Guillermo León Acevedo, a.k.a. “Memo Fantasma,” is arguably one of Colombia’s most elusive and well-connected underworld figures of the past decades.
According to crime website InSight Crime, the self-proclaimed real-estate tycoon started off with late drug lord Pablo Escobar in the 1980s and was one of the main money men of paramilitary group Central Bolivar Bloc.
Following the 2005 demobilization of the BCB, Memo became all but a ghost until 2020 when InSight Crime tracked the “businessman” down in Madrid and revealed he was in business with the husband of Vice-President Marta Lucia Ramirez.
The VP was disgraced even more when website La Nueva Prensa revealed Martinez’s brother is a convicted former heroin trafficker.
President Ivan Duque had proven ties to a drug trafficker organization as well as the president’s political patron, former President Alvaro Uribe, who grew up with the founding Medellin Cartel bosses of the Ochoa crime family.
The government has been trying to downplay their ties to the mafia, but with little success, especially after evidence emerged of drug traffickers sponsoring Duque’s 2018 election early last year.
Memo was arrested in Bogota late last month, which reportedly sent a shockwave through the business elite in the capital where the alleged mafia boss had become a major player in the real estate sector.
Apart from the interrogation of the VP’s husband, Prosecutor General Francisco Barbosa has been particularly quiet about what could be the biggest mafia arrest of the 21st century.
Barbosa has been implicated in the 2018 election fraud scandal and appears to be more concerned with trying to keep his political allies out of prison than fighting crime.

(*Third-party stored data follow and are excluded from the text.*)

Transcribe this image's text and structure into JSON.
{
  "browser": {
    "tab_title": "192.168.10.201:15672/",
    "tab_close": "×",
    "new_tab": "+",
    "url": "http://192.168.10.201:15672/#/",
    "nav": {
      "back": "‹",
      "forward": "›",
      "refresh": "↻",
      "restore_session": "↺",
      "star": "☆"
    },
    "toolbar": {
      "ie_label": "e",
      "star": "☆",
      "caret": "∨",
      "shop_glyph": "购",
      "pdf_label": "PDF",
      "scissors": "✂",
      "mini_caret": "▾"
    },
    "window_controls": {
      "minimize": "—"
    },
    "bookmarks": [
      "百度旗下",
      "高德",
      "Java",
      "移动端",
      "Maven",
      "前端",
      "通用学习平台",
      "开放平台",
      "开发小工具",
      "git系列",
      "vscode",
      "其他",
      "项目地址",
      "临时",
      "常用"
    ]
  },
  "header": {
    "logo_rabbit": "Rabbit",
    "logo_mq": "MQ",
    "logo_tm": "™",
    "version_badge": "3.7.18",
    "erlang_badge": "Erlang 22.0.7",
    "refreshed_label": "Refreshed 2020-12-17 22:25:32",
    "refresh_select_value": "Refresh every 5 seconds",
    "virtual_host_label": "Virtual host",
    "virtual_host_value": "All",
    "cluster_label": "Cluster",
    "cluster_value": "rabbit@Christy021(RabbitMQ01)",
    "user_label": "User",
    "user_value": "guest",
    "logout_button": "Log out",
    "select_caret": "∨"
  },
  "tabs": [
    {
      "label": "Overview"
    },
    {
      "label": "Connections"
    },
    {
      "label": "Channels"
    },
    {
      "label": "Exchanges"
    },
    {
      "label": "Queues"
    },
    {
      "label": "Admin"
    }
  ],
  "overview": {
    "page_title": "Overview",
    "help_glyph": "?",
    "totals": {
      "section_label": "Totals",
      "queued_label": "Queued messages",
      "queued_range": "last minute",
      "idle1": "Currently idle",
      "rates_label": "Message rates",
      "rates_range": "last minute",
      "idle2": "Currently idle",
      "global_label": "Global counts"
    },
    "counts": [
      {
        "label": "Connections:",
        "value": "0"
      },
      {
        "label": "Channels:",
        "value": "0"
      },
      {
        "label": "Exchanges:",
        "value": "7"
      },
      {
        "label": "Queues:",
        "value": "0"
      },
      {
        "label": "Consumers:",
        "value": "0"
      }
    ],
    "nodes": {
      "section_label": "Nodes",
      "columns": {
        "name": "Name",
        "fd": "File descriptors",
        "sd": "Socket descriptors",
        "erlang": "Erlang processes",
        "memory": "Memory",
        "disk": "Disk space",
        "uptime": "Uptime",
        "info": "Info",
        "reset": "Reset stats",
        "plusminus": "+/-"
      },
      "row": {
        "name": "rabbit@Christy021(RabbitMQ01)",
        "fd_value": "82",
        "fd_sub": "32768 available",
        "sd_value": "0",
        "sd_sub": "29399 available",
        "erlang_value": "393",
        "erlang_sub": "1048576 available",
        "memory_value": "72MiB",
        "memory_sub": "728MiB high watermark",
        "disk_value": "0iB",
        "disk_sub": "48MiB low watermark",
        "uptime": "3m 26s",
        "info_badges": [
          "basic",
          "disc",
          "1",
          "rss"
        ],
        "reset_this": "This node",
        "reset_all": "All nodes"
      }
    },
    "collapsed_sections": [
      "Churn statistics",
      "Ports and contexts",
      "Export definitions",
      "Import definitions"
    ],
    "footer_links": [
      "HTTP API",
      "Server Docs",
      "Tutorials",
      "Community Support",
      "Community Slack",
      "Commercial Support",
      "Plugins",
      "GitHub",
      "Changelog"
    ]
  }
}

The arrest of Memo further puts pressure on Colombia’s elite that tries to come across as legitimate, but is confronted with mounting evidence they could be an elaborate front doing much of the money laundering for the local mafia.
According to Migration statistics provided by the court, the alleged kingpin entered and left Colombia more than 100 times as authorities apparently had no idea of the real estate tycoon’s decades-long ties to organized crime, the private sector and political powerhouses.